И в самый разгар взволнованных толков о побеге оно таки грянуло, давно ожидавшееся известие — нужны добровольцы, желающие покинуть остров, их набралось больше трех десятков, эти люди вызвались сразу, без колебаний, хотя не было сказано, куда повезут; они поверили обещаниям, что в любом случае больше не придется сидеть за колючей проволокой, что они будут свободны и даже смогут вызвать к себе жен, в общем, из двух тысяч человек удалось уговорить ровным счетом тридцать шесть, всего ничего, но тебя это не удивило. Кто-то пустил слух, что из Ливерпуля уже вышел корабль, на котором везут арестантов из Англии, и другие корабли придут в течение ближайших недель, однако все вокруг, похоже, позабыли о своих прежних опасениях — что лагеря на острове могут стать первой целью бомбардировщиков, и, какими бы преувеличенными эти опасения ни казались, страх перед неизвестностью и морским плаванием был куда сильнее потому, что в море полно мин, и потому, что корабль наверняка доставит своих пассажиров в такие края, откуда не скоро выберешься, разговоры о высылке тоже сыграли свою роль, и когда на следующий день утром на поверке опять прозвучало предложение выйти вперед добровольцам, охотников не нашлось.

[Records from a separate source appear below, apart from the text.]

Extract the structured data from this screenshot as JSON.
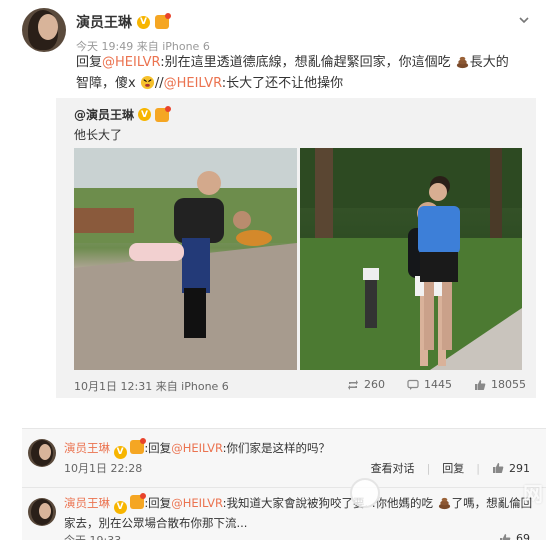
{
  "post": {
    "author": "演员王琳",
    "verified_badge": "V",
    "meta": "今天 19:49 来自 iPhone 6",
    "text_prefix": "回复",
    "mention1": "@HEILVR",
    "text_part1": ":别在這里透道德底線，想亂倫趕緊回家，你這個吃",
    "text_part2": "長大的智障，傻x",
    "text_part3": "//",
    "mention2": "@HEILVR",
    "text_part4": ":长大了还不让他操你"
  },
  "quote": {
    "author": "@演员王琳",
    "text": "他长大了",
    "photo1_alt": "photo-woman-hugging-boy",
    "photo2_alt": "photo-woman-and-boy-standing",
    "date": "10月1日 12:31 来自 iPhone 6",
    "reposts": "260",
    "comments": "1445",
    "likes": "18055"
  },
  "comments": [
    {
      "author": "演员王琳",
      "prefix": ":回复",
      "mention": "@HEILVR",
      "text": ":你们家是这样的吗？",
      "time": "10月1日 22:28",
      "action_view": "查看对话",
      "action_reply": "回复",
      "likes": "291"
    },
    {
      "author": "演员王琳",
      "prefix": ":回复",
      "mention": "@HEILVR",
      "text": ":我知道大家會說被狗咬了要...你他媽的吃",
      "text2": "了嗎，想亂倫回家去，別在公眾場合散布你那下流...",
      "time": "今天 19:33",
      "likes": "69"
    }
  ],
  "watermark": "网"
}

Ты-то и подумать без дрожи не мог о подобном варианте и, как большинство заключенных, здорово испугался, услышав новость — лагерное начальство само будет определять, кого отправить, а кого — нет, офицеры придумают систему отбора или просто станут выбирать как придется, и еще несколько часов потом у тебя в ушах звучало слово «контингент».